If we put half as much time into cultivating our ideas as we do mindlessly scrolling, who knows what we’d be able to create and how we would change the world? Maybe the content on the internet would be better. Maybe we’d have more artists. Maybe we’d be innovating again. 

Perhaps one of my hottest takes is that I don’t think we’ve seen significant innovation in the last 30 years. Yes, we’ve seen many technological advancements, but I’m talking about the types of innovation that arguably changed the world and made it a better place. Innovations like assembly lines, penicillin, and electricity. The kind of innovation that technology didn’t rob us of or that algorithms didn’t ruin for us. 

We also get lost in our devices because we lose sight of our passions. 

In a culture that thrives on hustle culture and work, there’s no emphasis on having a life and interests outside of work. We don’t take creative risks because we’re afraid they won’t perform well with the algorithm. We can’t have hobbies without feeling pressured to monetize them. We get shamed for slowing down and taking time to enjoy life. 

That’s where we find real dopamine. 

Photo courtesy of @nicolesneuroscience

Real dopamine comes from slowing down. It comes from disconnecting from technology and reconnecting with the world around us. It comes from stepping off the hamster wheel and giving our brains space to breathe. 

When we do so, we’re able to think. Not just make the split-second decisions we need to survive every day, but critically think and make connections. To imagine. To innovate. To create. It’s how we get our best ideas. 

Dopamine allows us to stretch our minds in new, creative ways, see things differently, and offer a different perspective. If we are to outlast AI and the algorithms, we must acquire this skill as creatives. 

Simply put, the more real dopamine we get, the more critically we think and the more creative we are. 

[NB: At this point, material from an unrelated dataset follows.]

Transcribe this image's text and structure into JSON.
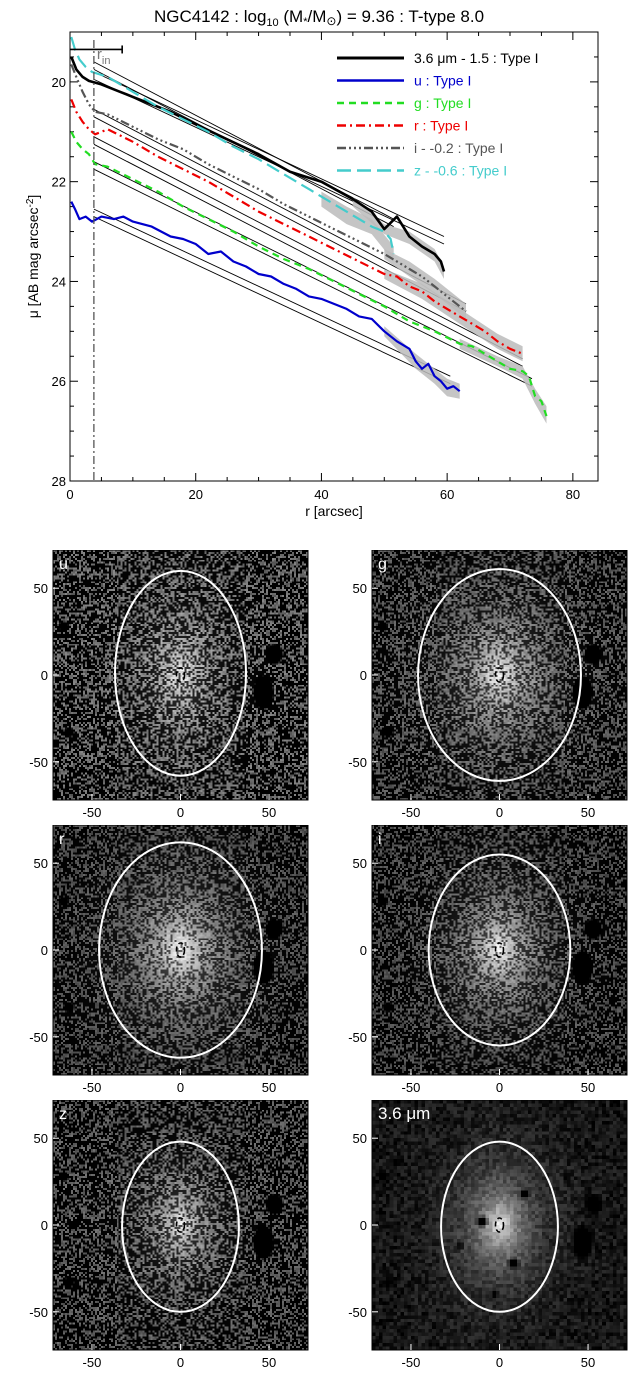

I think we’ve reached the tipping point and are starting to slowly see the pendulum swing away from a hyperconnected society and back towards a slower, more balanced one. I see more people rejecting the need to be more connected daily, favoring analog hobbies over digital ones, “dumb” phones over smart ones, and prioritizing slower living. All I have to say is that it’s about time.

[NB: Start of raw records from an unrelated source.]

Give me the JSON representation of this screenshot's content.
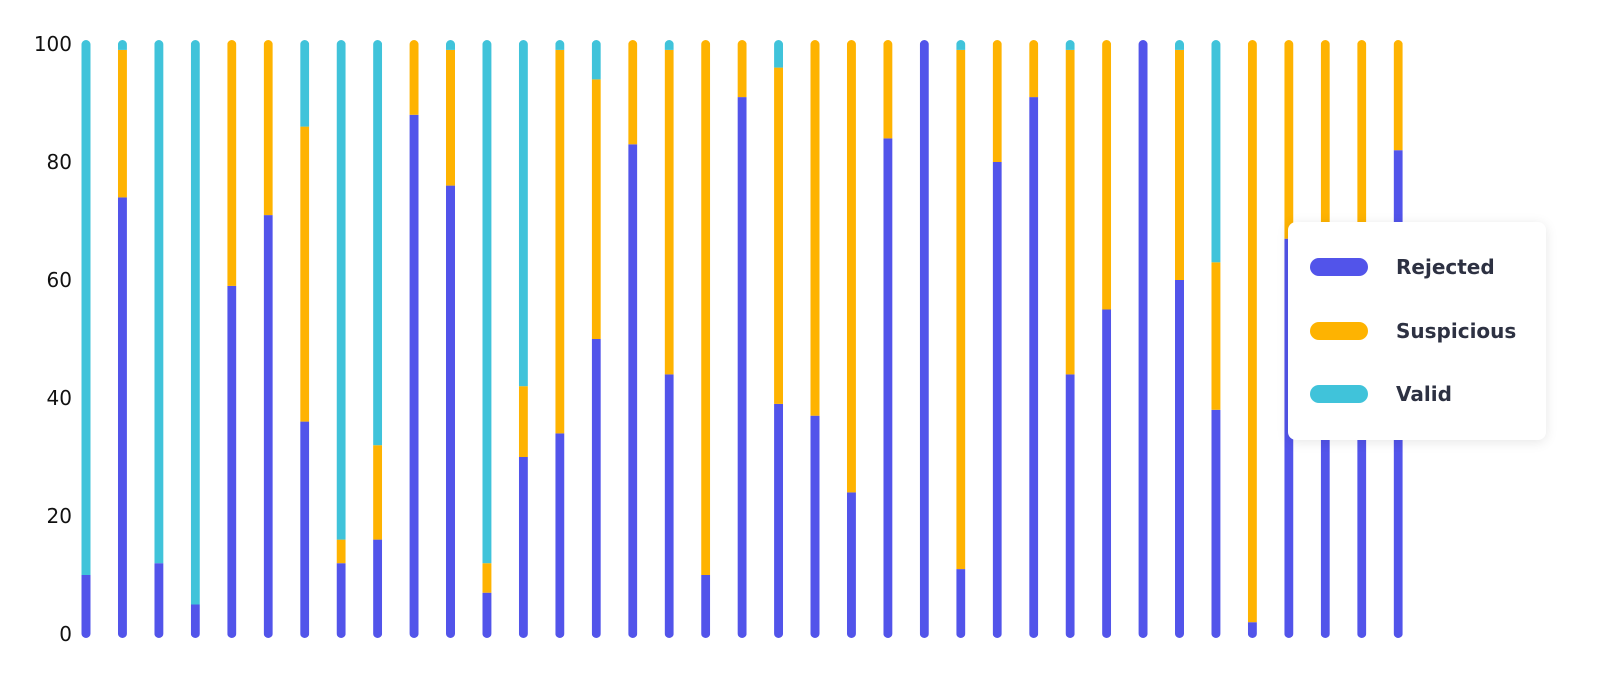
{
  "colors": {
    "rejected": "#5254ea",
    "suspicious": "#feb301",
    "valid": "#40c3da"
  },
  "legend": {
    "items": [
      {
        "label": "Rejected",
        "color": "#5254ea"
      },
      {
        "label": "Suspicious",
        "color": "#feb301"
      },
      {
        "label": "Valid",
        "color": "#40c3da"
      }
    ],
    "position": "right"
  },
  "chart_data": {
    "type": "bar",
    "stacked": true,
    "ylim": [
      0,
      100
    ],
    "yticks": [
      "0",
      "20",
      "40",
      "60",
      "80",
      "100"
    ],
    "title": "",
    "xlabel": "",
    "ylabel": "",
    "grid": false,
    "series": [
      {
        "name": "Rejected",
        "values": [
          10,
          74,
          12,
          5,
          59,
          71,
          36,
          12,
          16,
          88,
          76,
          7,
          30,
          34,
          50,
          83,
          44,
          10,
          91,
          39,
          37,
          24,
          84,
          100,
          11,
          80,
          91,
          44,
          55,
          100,
          60,
          38,
          2,
          67,
          67,
          67,
          82
        ]
      },
      {
        "name": "Suspicious",
        "values": [
          0,
          25,
          0,
          0,
          41,
          29,
          50,
          4,
          16,
          12,
          23,
          5,
          12,
          65,
          44,
          17,
          55,
          90,
          9,
          57,
          63,
          76,
          16,
          0,
          88,
          20,
          9,
          55,
          45,
          0,
          39,
          25,
          98,
          33,
          33,
          33,
          18
        ]
      },
      {
        "name": "Valid",
        "values": [
          90,
          1,
          88,
          95,
          0,
          0,
          14,
          84,
          68,
          0,
          1,
          88,
          58,
          1,
          6,
          0,
          1,
          0,
          0,
          4,
          0,
          0,
          0,
          0,
          1,
          0,
          0,
          1,
          0,
          0,
          1,
          37,
          0,
          0,
          0,
          0,
          0
        ]
      }
    ]
  }
}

So, do yourself and your creativity a favor and search for some real dopamine. 

CREATIVE CORNER

  • 🎞️ What I’m Consuming: My friend was in a staged reading of a new play, The Park, that’s getting ready to open in the fall, so it was fun to go out and support some local theater.

  • 💡 What I’m Loving: Podcast interviews—I did two last week and am itching to do more!

  • 🎨 What I’m Working On: I plotted my new novel idea over the weekend. It was, dare I say, easy? I’ve also been spending a lot more time learning how to draw.

  • 💭 Weekly Musing:

At the center of your being, you have the answer; you know who you are and you know what you want.